Dentro de Fortaleza, diante do calor da cidade e combinado com a ausência do ar-condicionado, o jeito é circular em horários estratégicos, como de manhã cedo ou ao fim da tarde pela Beira Mar ou Praia do Futuro. E se o suor descer, tem ainda um ventilador pequeno de plano B, para tornar o passeio mais agradável.

"Ele é um carro que hoje eu sinto prazer em dirigir, me sinto mais seguro por incrível que pareça. Eu paro no sinal, flanelinha não chega nem perto para pedir um trocado. Ando de vidro aberto, porque não tem ar, tem aquela direção gostosa de porcelana bonita, um rádio antigo. É uma coisa extremamente poética, me sinto muito bem no meu Fusquinha", relata Mano.

Não troca, não vende

E se na juventude ele trocou o Fusca por um modelo mais moderno e arrependeu-se, agora não vai cometer o mesmo erro. O plano é perpetuar pela família, embora não falte proposta para comprar esse carro por onde passe. "Este aqui eu vou deixar de presente para a minha neta Maria Eduarda, que ama este Fusca. Ela sempre pede 'vamos no meu fusquinha'", comenta.

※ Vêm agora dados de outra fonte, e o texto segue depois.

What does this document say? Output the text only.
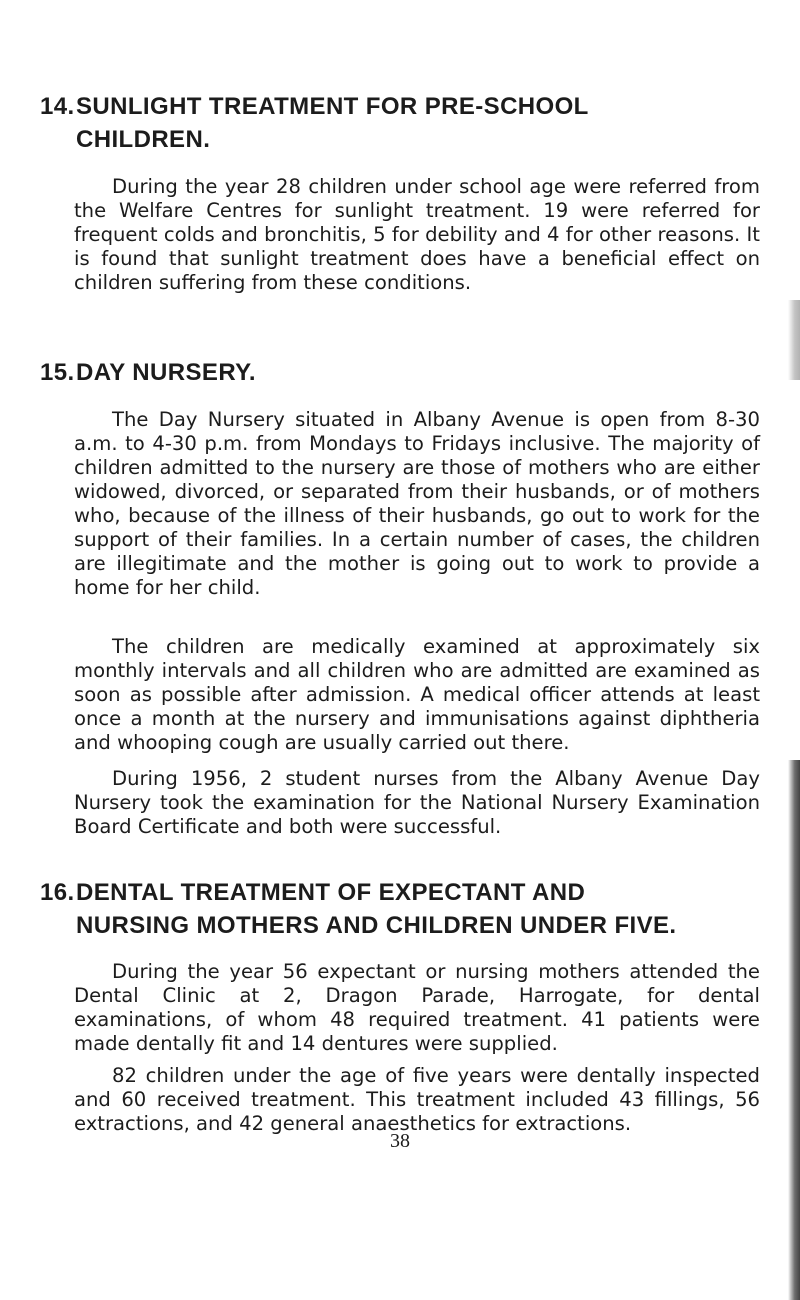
14.SUNLIGHT TREATMENT FOR PRE-SCHOOL
CHILDREN.

During the year 28 children under school age were referred from the Welfare Centres for sunlight treatment. 19 were referred for frequent colds and bronchitis, 5 for debility and 4 for other reasons. It is found that sunlight treatment does have a beneficial effect on children suffering from these conditions.

15.DAY NURSERY.

The Day Nursery situated in Albany Avenue is open from 8-30 a.m. to 4-30 p.m. from Mondays to Fridays inclusive. The majority of children admitted to the nursery are those of mothers who are either widowed, divorced, or separated from their husbands, or of mothers who, because of the illness of their husbands, go out to work for the support of their families. In a certain number of cases, the children are illegitimate and the mother is going out to work to provide a home for her child.

The children are medically examined at approximately six monthly intervals and all children who are admitted are examined as soon as possible after admission. A medical officer attends at least once a month at the nursery and immunisations against diphtheria and whooping cough are usually carried out there.

During 1956, 2 student nurses from the Albany Avenue Day Nursery took the examination for the National Nursery Examination Board Certificate and both were successful.

16.DENTAL TREATMENT OF EXPECTANT AND
NURSING MOTHERS AND CHILDREN UNDER FIVE.

During the year 56 expectant or nursing mothers attended the Dental Clinic at 2, Dragon Parade, Harrogate, for dental examinations, of whom 48 required treatment. 41 patients were made dentally fit and 14 dentures were supplied.

82 children under the age of five years were dentally inspected and 60 received treatment. This treatment included 43 fillings, 56 extractions, and 42 general anaesthetics for extractions.

38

Aliás, mais do que manter o Xerife, apesar desse romance ser recente ainda, por vezes já pensa em dividir o amor com outro Fusca. "Eu já fico louco para ter outro, mas fico pensando também que é passar do limite. No máximo é que eu posso ter é uns dois, não sei. Ou uma lambreta ou uma vespa, que gosto muito", confessa. Mas, por enquanto, é só lua-de-mel com o Xerife.